En 2008 Yves Bertossa saltaba a las pantallas tras ordenar la detención de Aníbal Gadafi, hijo del dictador libio, por maltratar a dos empleadas de hogar durante sus vacaciones en Suiza. El abogado tenía 33 años y, según los registros de la Fiscalía de Ginebra, no hacía ni un año que trabajaba en el organismo donde su padre, Bernard Bertossa, fue fiscal general. Era la primera vez que el hijo salía en las noticias, pero no la última, pues desde entonces ha sentado en el banquillo a Víktor Yanukóvich, expresidente de Ucrania, por blanqueo de dinero; a Jérôme Cahuzac, ex ministro de Hacienda francés, por una cuenta en Suiza no declarada; y logró que un banco, el HSBC, pagara 38 millones de euros tras llegar a un acuerdo para no llevar a juicio a sus directivos, acusados de lavado de dinero

Hoy Bertossa tiene 45 años y desde 2018 investiga el blanqueo de capitales de testaferros de grandes fortunas. Así encontró una cuenta suiza con 65 millones de euros a nombre de Corinna zu Sayn-Wittgenstein-Sayn vinculada a una fundación panameña cuyo fondo, de 100 millones de euros, procedía del Ministerio de Finanzas de Araba Saudí.

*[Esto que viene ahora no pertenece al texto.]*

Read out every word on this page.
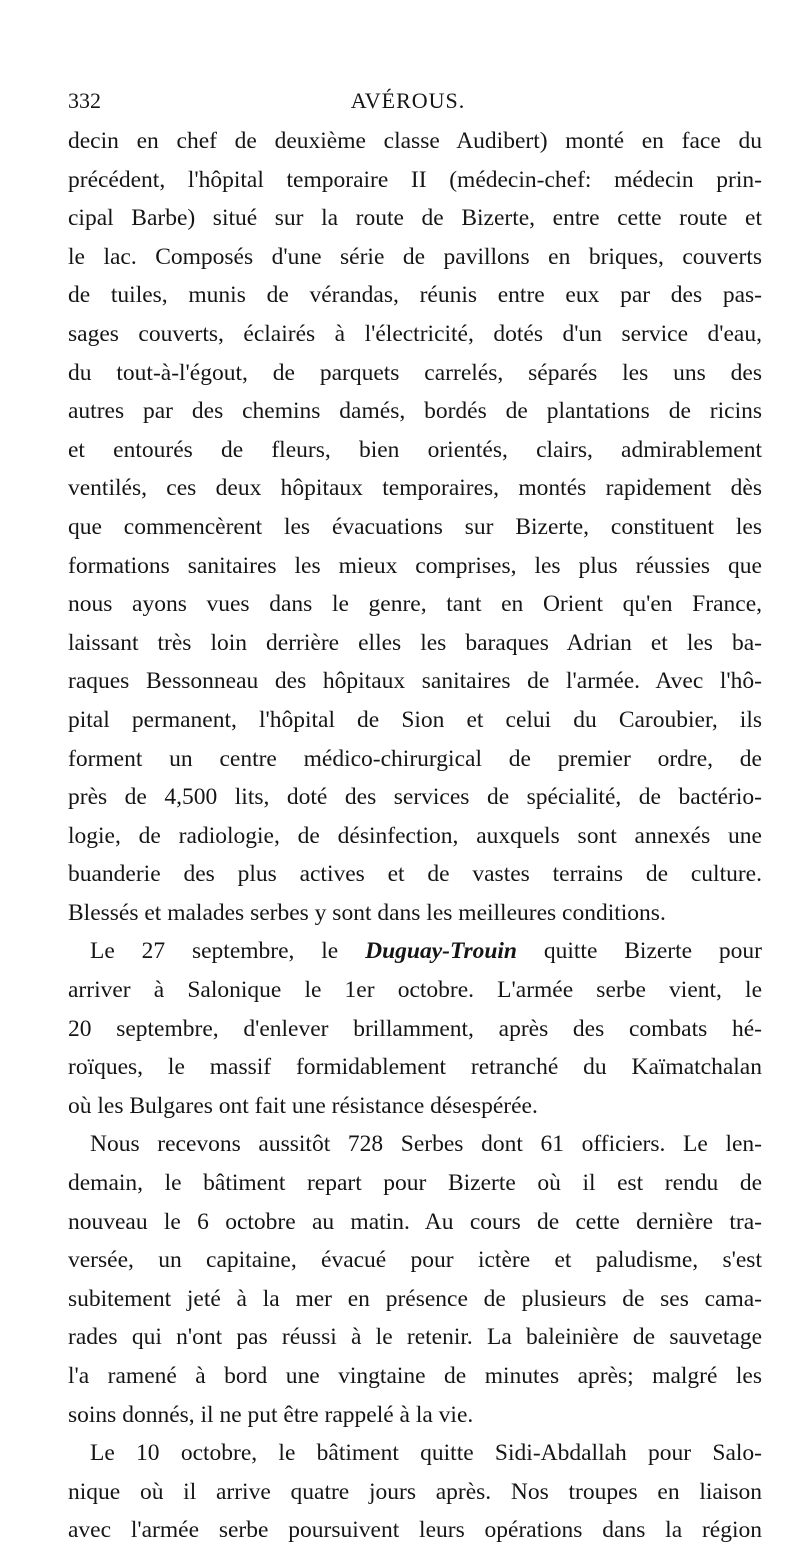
332	AVÉROUS.
decin en chef de deuxième classe Audibert) monté en face du
précédent, l'hôpital temporaire II (médecin-chef: médecin prin-
cipal Barbe) situé sur la route de Bizerte, entre cette route et
le lac. Composés d'une série de pavillons en briques, couverts
de tuiles, munis de vérandas, réunis entre eux par des pas-
sages couverts, éclairés à l'électricité, dotés d'un service d'eau,
du tout-à-l'égout, de parquets carrelés, séparés les uns des
autres par des chemins damés, bordés de plantations de ricins
et entourés de fleurs, bien orientés, clairs, admirablement
ventilés, ces deux hôpitaux temporaires, montés rapidement dès
que commencèrent les évacuations sur Bizerte, constituent les
formations sanitaires les mieux comprises, les plus réussies que
nous ayons vues dans le genre, tant en Orient qu'en France,
laissant très loin derrière elles les baraques Adrian et les ba-
raques Bessonneau des hôpitaux sanitaires de l'armée. Avec l'hô-
pital permanent, l'hôpital de Sion et celui du Caroubier, ils
forment un centre médico-chirurgical de premier ordre, de
près de 4,500 lits, doté des services de spécialité, de bactério-
logie, de radiologie, de désinfection, auxquels sont annexés une
buanderie des plus actives et de vastes terrains de culture.
Blessés et malades serbes y sont dans les meilleures conditions.
Le 27 septembre, le Duguay-Trouin quitte Bizerte pour
arriver à Salonique le 1er octobre. L'armée serbe vient, le
20 septembre, d'enlever brillamment, après des combats hé-
roïques, le massif formidablement retranché du Kaïmatchalan
où les Bulgares ont fait une résistance désespérée.
Nous recevons aussitôt 728 Serbes dont 61 officiers. Le len-
demain, le bâtiment repart pour Bizerte où il est rendu de
nouveau le 6 octobre au matin. Au cours de cette dernière tra-
versée, un capitaine, évacué pour ictère et paludisme, s'est
subitement jeté à la mer en présence de plusieurs de ses cama-
rades qui n'ont pas réussi à le retenir. La baleinière de sauvetage
l'a ramené à bord une vingtaine de minutes après; malgré les
soins donnés, il ne put être rappelé à la vie.
Le 10 octobre, le bâtiment quitte Sidi-Abdallah pour Salo-
nique où il arrive quatre jours après. Nos troupes en liaison
avec l'armée serbe poursuivent leurs opérations dans la région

Eso, unido a que detrás de aquel fondo están los nombres de dos testaferros que ya han relacionado antes con Juan Carlos I —Dante Canónica y Arturo Fasana—, hace sospechar a Bertossa que esa cantidad pueda tener algo que ver con las comisiones del AVE a la Meca, a las que Corinna se refirió en las grabaciones del comisario José Manuel Villarejo.